热门标签 | HotTags
当前位置:  开发笔记 > 编程语言 > 正文

windows平台下在eclipse中配置Nutch1.2并调试

本文由守望者MS转载并整理注:全文分两部分,第一部分为英文配置方案,第二部分为中文配置方案。推荐按照英文的步骤去做,中文的少了cygwin的步骤,在以后的操作中会出现一点问题,解决方案会在另一

本文由守望者MS转载并整理

注:全文分两部分,第一部分为英文配置方案,第二部分为中文配置方案。推荐按照英文的步骤去做,中文的少了cygwin的步骤,在以后的操作中会出现

一点问题,解决方案会在另一篇文章中贴出来。

  • 第一部分

This is a work in progress. If you find errors or would like to improve this page, just create an account [UserPreferences ] and start editing this page :-)

 

Tested with

  • Nutch release 1.0
  • Eclipse 3.3 (Europa) and 3.4 (Ganymede)
  • Java 1.6
  • Ubuntu (should work on most platforms though)
  • Windows XP and Vista

 

Before you start

Setting up Nutch to run into Eclipse can be tricky, and most of the time it is much faster if you edit Nutch in Eclipse but run the scripts from the command line (my 2 cents). However, it's very useful to be able to debug Nutch in Eclipse. Sometimes examining the logs (logs/hadoop.log) is quicker to debug a problem.

 

Steps

 

For Windows Users

If you are running Windows (tested on Windows XP) you must first install cygwin. Download it fromhttp://www.cygwin.com/setup.exe

Install cygwin and set the PATH environment variable for it. You can set it from the Control Panel, System, Advanced Tab, Environment Variables and edit/add PATH.

Example PATH:

 

C:/Sun/SDK/bin;C:/cygwin/bin

If you run "bash" from the Windows command line (Start > Run... > cmd.exe) it should successfully run cygwin.

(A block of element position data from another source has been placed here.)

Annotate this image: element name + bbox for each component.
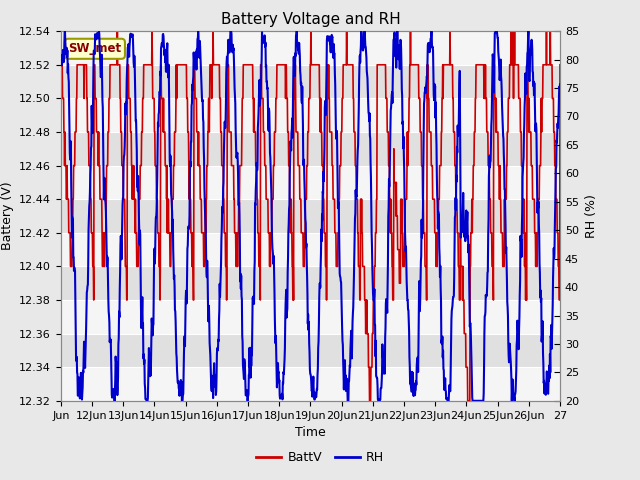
Bar [61,300,560,334]
Y-axis label: RH (%): RH (%) [584,194,598,238]
X-axis label: Time: Time [295,426,326,439]
Legend: BattV, RH: BattV, RH [251,446,389,469]
Bar [61,233,560,266]
Bar [61,132,560,166]
Bar [61,367,560,401]
Bar [61,199,560,233]
Text: SW_met: SW_met [68,42,122,55]
Y-axis label: Battery (V): Battery (V) [1,182,13,250]
Bar [61,65,560,98]
Bar [61,98,560,132]
Bar [61,266,560,300]
Bar [61,166,560,199]
Title: Battery Voltage and RH: Battery Voltage and RH [221,12,400,27]
Bar [61,31,560,65]
Bar [61,334,560,367]
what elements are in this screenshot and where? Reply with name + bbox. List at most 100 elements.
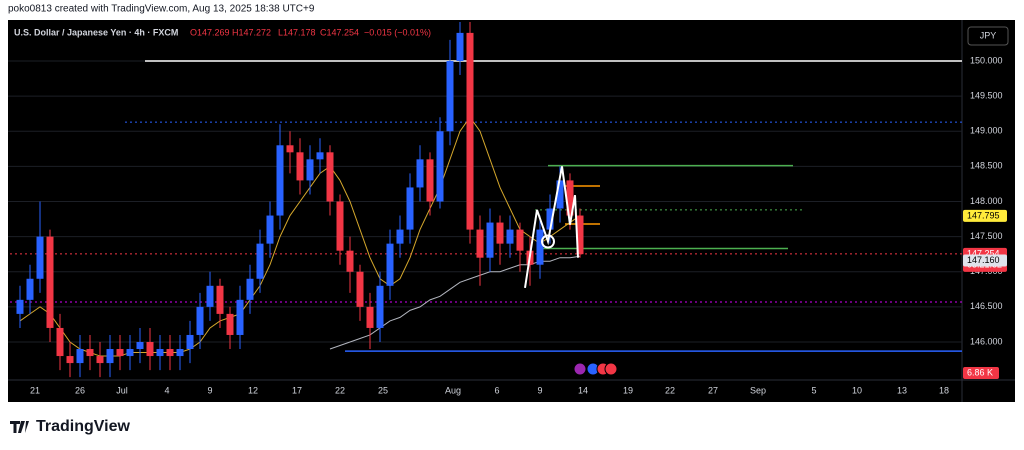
x-tick-label: 10 (852, 385, 862, 395)
price-badge-label: 147.795 (967, 210, 1000, 220)
candle-body (246, 278, 254, 300)
price-badge-label: 147.160 (967, 255, 1000, 265)
candle-body (366, 306, 374, 328)
pattern-drawing (524, 166, 579, 289)
x-tick-label: Jul (116, 385, 128, 395)
candle-body (496, 222, 504, 244)
candle-body (306, 159, 314, 181)
candle-body (66, 356, 74, 364)
candle-body (446, 60, 454, 132)
ohlc-open: O147.269 (190, 27, 230, 37)
x-tick-label: 4 (164, 385, 169, 395)
candle-body (346, 250, 354, 272)
volume-badge (963, 367, 999, 379)
currency-button[interactable] (967, 26, 1009, 46)
ohlc-low: L147.178 (278, 27, 316, 37)
candle-body (126, 349, 134, 357)
x-tick-label: 9 (537, 385, 542, 395)
candle-body (106, 349, 114, 364)
y-tick-label: 150.000 (970, 55, 1003, 65)
credit: poko0813 created with TradingView.com, A… (8, 4, 315, 15)
candle-body (406, 187, 414, 230)
candle-body (336, 201, 344, 251)
candle-body (576, 215, 584, 255)
y-tick-label: 149.500 (970, 90, 1003, 100)
candle-body (476, 229, 484, 258)
candle-body (16, 299, 24, 314)
x-tick-label: 21 (30, 385, 40, 395)
y-tick-label: 148.000 (970, 196, 1003, 206)
candle-body (426, 159, 434, 202)
candle-body (316, 152, 324, 160)
candle-body (456, 32, 464, 61)
candle-body (196, 306, 204, 335)
x-tick-label: 18 (939, 385, 949, 395)
y-tick-label: 146.000 (970, 336, 1003, 346)
candle-body (256, 243, 264, 279)
x-tick-label: 22 (665, 385, 675, 395)
x-tick-label: 14 (578, 385, 588, 395)
x-tick-label: 5 (811, 385, 816, 395)
x-tick-label: Aug (445, 385, 461, 395)
x-tick-label: Sep (750, 385, 766, 395)
candle-body (46, 236, 54, 328)
candle-body (326, 152, 334, 202)
x-tick-label: 12 (248, 385, 258, 395)
plot-area (8, 22, 962, 378)
candle-body (86, 349, 94, 357)
candle-body (176, 349, 184, 357)
candle-body (276, 145, 284, 216)
candle-body (266, 215, 274, 244)
pattern-marker (541, 234, 555, 249)
y-tick-label: 146.500 (970, 301, 1003, 311)
x-tick-label: 6 (494, 385, 499, 395)
candle-body (436, 131, 444, 202)
y-tick-label: 149.000 (970, 126, 1003, 136)
candle-body (506, 229, 514, 244)
price-badge (963, 254, 1007, 267)
candle-body (146, 341, 154, 357)
candle-body (216, 285, 224, 314)
volume-badge-label: 6.86 K (967, 367, 993, 377)
candle-body (136, 341, 144, 350)
candle-body (76, 349, 84, 364)
brand: TradingView (36, 418, 131, 435)
candle-body (546, 208, 554, 230)
x-tick-label: 22 (335, 385, 345, 395)
candle-body (376, 285, 384, 328)
candle-body (286, 145, 294, 153)
event-icon (573, 362, 587, 376)
candle-body (536, 229, 544, 265)
event-icon (604, 362, 618, 376)
candle-body (556, 180, 564, 209)
candle-body (486, 222, 494, 258)
price-badge (963, 209, 1007, 222)
candle-body (356, 271, 364, 307)
candle-body (206, 285, 214, 307)
ohlc-high: H147.272 (232, 27, 271, 37)
candle-body (416, 159, 424, 188)
currency: JPY (980, 30, 997, 40)
x-tick-label: 9 (207, 385, 212, 395)
candle-body (516, 229, 524, 251)
x-tick-label: 26 (75, 385, 85, 395)
candle-body (226, 313, 234, 335)
ohlc-change: −0.015 (−0.01%) (364, 27, 431, 37)
candle-body (56, 327, 64, 357)
candle-body (296, 152, 304, 181)
price-badge-label: 147.254 (967, 248, 1000, 258)
y-tick-label: 147.500 (970, 231, 1003, 241)
candle-body (156, 349, 164, 357)
candle-body (96, 356, 104, 364)
ohlc-close: C147.254 (320, 27, 359, 37)
candle-body (466, 32, 474, 230)
x-tick-label: 19 (623, 385, 633, 395)
candle-body (236, 299, 244, 335)
candle-body (36, 236, 44, 279)
candle-body (386, 243, 394, 286)
x-tick-label: 25 (378, 385, 388, 395)
symbol-title: U.S. Dollar / Japanese Yen · 4h · FXCM (14, 27, 178, 37)
candle-body (166, 349, 174, 357)
candle-body (566, 180, 574, 216)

If you are running Eclipse on Vista, you will need to either give cygwin administrative privileges or turn off Vista's User Access Control (UAC) . Otherwise Hadoop will likely complain that it cannot change a directory permission when you later run the crawler:

 

org.apache.hadoop.util.Shell$ExitCodeException: chmod: changing permissions of ... Permission denied

See this for more information about the UAC issue.

 

Install Nutch

  • Grab a fresh release of Nutch 1.0 or download and untar the official 1.0 release .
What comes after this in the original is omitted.